Hollywood Flashback: ABBA First Became “Silly” Movie Stars in 1977

Abba.Movie

Лассе Халльстрем про роботу над фільмом ‘ABBA: The Movie’.

As the ‘Mamma Mia!’ sequel gets ready to hit theaters, Lasse Hallstrom looks back on his time directing a hybrid documentary/concert movie called ‘ABBA: The Movie.’

Mamma Mia! Here We Go Again, out July 20, is the latest film based on the Swedish pop group ABBA, whose history of turning music into musicals dates to 1977’s ABBA: The Movie. The group had formed in 1972, with its name consisting of the first letter of each member’s name: Anni-Frid Lyngstad, now 72; Benny Andersson, 71; Bjorn Ulvaeus, 73; and Agnetha Faltskog, 68. The quartet’s big breakthrough came in 1974 when it won the Eurovision Song Contest.

Another big break was that the band had an unusually talented 27-year-old shooting its videos — a filmmaker who went on to receive Oscar directing nominations for 1987’s My Life as a Dog and 1999’s The Cider House Rules. “I had been doing their videos and covering their concerts since 1974,” says Lasse Hallstrom, now 72, in a call from Sweden. “They were done on a really low budget, and sometimes we’d have to shoot two a day in my apartment.”

ABBA: The Movie began on a five-week 1977 tour of Australia. “My videos had been shown over and over on Australian TV,” says Hallstrom. “The promoters wanted a documentary, and at the last minute it went from 16mm to 32mm.”

The plot was conceived as a way to string together the concert footage: A trainee radio DJ must arrange an interview with ABBA or he’ll be fired. He chases the group around Australia and lands the scoop at the last second. “An Australian screenwriter met us when we were changing planes in Singapore, and we spent the next eight hours to Sydney working on the script,” continues Hallstrom. “We came up with a strange hybrid between a documentary and concert movie that was scripted but open to last-minute ideas.”

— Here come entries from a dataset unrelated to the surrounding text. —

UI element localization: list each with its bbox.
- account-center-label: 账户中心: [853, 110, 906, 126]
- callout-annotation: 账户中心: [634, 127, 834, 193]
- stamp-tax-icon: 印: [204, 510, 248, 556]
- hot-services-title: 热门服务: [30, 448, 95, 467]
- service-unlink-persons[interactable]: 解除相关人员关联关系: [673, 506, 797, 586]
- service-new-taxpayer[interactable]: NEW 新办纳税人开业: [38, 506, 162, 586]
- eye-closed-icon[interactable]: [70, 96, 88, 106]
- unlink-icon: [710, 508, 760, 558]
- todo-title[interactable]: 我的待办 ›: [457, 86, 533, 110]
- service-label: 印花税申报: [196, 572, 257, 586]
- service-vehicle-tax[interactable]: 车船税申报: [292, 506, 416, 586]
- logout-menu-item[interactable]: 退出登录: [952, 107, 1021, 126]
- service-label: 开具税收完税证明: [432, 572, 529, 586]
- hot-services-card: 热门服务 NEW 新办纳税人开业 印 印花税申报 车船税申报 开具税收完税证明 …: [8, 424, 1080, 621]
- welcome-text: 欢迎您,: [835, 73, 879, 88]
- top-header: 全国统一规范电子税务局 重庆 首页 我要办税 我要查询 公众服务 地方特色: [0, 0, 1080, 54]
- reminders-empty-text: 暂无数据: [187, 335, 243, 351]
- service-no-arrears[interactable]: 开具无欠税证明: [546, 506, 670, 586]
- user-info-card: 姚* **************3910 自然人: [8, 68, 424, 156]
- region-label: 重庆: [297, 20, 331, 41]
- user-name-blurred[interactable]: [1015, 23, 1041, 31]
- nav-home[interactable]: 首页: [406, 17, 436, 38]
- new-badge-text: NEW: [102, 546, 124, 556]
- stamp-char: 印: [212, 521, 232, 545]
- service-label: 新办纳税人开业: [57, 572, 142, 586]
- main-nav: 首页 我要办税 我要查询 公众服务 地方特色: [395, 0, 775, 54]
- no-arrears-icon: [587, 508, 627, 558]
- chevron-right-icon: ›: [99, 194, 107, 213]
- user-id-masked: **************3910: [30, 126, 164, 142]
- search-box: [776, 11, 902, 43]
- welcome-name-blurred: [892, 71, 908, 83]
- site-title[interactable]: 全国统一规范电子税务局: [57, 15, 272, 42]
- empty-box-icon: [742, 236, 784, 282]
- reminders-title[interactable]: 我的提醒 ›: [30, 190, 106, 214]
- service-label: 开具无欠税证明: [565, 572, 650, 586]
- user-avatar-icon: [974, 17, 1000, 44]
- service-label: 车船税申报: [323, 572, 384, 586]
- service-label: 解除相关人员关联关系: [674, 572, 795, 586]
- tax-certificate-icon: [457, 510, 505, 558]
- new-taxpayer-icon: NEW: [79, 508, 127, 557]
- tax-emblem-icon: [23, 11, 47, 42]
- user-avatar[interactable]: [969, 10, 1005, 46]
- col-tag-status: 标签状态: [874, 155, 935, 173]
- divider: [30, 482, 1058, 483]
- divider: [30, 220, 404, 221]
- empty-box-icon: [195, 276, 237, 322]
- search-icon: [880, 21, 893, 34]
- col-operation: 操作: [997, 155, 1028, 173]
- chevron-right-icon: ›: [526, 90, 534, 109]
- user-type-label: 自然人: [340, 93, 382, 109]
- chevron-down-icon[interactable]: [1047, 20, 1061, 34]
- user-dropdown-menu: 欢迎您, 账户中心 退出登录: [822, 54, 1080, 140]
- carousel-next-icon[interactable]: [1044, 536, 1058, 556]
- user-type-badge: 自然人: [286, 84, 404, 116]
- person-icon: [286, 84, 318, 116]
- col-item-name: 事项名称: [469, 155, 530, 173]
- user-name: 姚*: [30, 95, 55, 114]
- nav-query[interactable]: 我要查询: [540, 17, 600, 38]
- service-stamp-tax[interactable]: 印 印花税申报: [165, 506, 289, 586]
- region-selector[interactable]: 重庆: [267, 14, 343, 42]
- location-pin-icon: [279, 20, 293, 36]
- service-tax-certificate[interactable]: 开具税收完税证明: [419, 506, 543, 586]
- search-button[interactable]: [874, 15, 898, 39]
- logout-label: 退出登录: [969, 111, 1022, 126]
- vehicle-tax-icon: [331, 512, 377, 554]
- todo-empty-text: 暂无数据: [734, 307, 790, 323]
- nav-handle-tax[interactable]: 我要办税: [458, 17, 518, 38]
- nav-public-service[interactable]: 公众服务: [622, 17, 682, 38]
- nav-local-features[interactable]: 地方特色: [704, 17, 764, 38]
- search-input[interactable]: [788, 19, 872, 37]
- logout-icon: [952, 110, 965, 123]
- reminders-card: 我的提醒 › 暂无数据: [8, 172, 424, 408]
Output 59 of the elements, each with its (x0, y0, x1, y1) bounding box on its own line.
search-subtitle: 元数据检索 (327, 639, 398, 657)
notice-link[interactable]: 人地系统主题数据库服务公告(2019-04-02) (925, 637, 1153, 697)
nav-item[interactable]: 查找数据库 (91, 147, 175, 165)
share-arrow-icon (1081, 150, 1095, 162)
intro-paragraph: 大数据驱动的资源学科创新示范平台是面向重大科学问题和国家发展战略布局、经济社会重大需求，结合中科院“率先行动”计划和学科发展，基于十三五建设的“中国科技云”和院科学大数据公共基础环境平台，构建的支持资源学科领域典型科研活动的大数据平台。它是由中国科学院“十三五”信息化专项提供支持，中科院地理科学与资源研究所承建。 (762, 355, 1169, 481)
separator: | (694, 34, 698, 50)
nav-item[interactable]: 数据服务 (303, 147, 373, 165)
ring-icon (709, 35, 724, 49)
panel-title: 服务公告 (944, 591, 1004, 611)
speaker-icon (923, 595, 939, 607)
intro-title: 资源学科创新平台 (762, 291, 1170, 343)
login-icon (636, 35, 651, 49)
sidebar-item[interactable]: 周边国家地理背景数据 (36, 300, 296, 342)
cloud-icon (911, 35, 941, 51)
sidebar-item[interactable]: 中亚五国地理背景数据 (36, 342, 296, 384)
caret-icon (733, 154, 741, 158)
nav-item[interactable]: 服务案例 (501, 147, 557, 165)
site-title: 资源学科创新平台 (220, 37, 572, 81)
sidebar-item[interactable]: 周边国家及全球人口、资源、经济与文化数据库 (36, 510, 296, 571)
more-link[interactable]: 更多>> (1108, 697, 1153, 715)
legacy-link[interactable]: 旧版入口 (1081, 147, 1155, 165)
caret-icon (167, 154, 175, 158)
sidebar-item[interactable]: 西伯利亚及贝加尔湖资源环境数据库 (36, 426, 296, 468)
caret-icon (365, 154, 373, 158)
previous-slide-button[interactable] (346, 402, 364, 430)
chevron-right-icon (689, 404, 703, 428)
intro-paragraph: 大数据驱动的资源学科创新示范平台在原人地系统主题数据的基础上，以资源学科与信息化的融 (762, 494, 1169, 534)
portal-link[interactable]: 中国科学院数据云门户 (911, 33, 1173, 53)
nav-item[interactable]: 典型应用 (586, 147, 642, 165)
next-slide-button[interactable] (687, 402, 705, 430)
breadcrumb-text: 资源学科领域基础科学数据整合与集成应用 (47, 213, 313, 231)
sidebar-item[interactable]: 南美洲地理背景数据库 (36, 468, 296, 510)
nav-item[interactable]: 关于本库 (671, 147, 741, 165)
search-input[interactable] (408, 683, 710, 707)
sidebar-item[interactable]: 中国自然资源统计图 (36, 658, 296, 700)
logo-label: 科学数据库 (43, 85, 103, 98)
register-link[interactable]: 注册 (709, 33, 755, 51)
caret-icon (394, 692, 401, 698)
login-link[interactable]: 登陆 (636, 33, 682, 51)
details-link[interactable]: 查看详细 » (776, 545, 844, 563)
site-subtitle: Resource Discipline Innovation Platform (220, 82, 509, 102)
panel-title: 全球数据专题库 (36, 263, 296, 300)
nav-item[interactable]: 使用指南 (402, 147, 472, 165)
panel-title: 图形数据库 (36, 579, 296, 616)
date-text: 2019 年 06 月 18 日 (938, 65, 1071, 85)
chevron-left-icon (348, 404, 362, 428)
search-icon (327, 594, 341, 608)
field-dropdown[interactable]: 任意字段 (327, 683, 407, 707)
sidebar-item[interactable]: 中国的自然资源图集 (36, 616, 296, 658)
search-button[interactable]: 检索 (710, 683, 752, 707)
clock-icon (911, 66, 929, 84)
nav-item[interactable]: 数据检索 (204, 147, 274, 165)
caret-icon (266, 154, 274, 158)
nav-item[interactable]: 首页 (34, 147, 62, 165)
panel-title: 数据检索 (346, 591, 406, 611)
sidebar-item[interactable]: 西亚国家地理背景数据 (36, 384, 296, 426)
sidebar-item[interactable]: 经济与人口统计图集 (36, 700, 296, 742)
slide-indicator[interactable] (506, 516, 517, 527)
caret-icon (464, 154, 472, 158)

THR on Feb. 28, 1979, reported that Warner Bros. had set March 16 as the date for a Canadian theatrical release that “may edge into the U.S. as well.” There’s no evidence it did. “What the film captured is the genuine joy of the group singing,” says Hallstrom. “What survived is the freshness of these performers. The rest of it was silly.”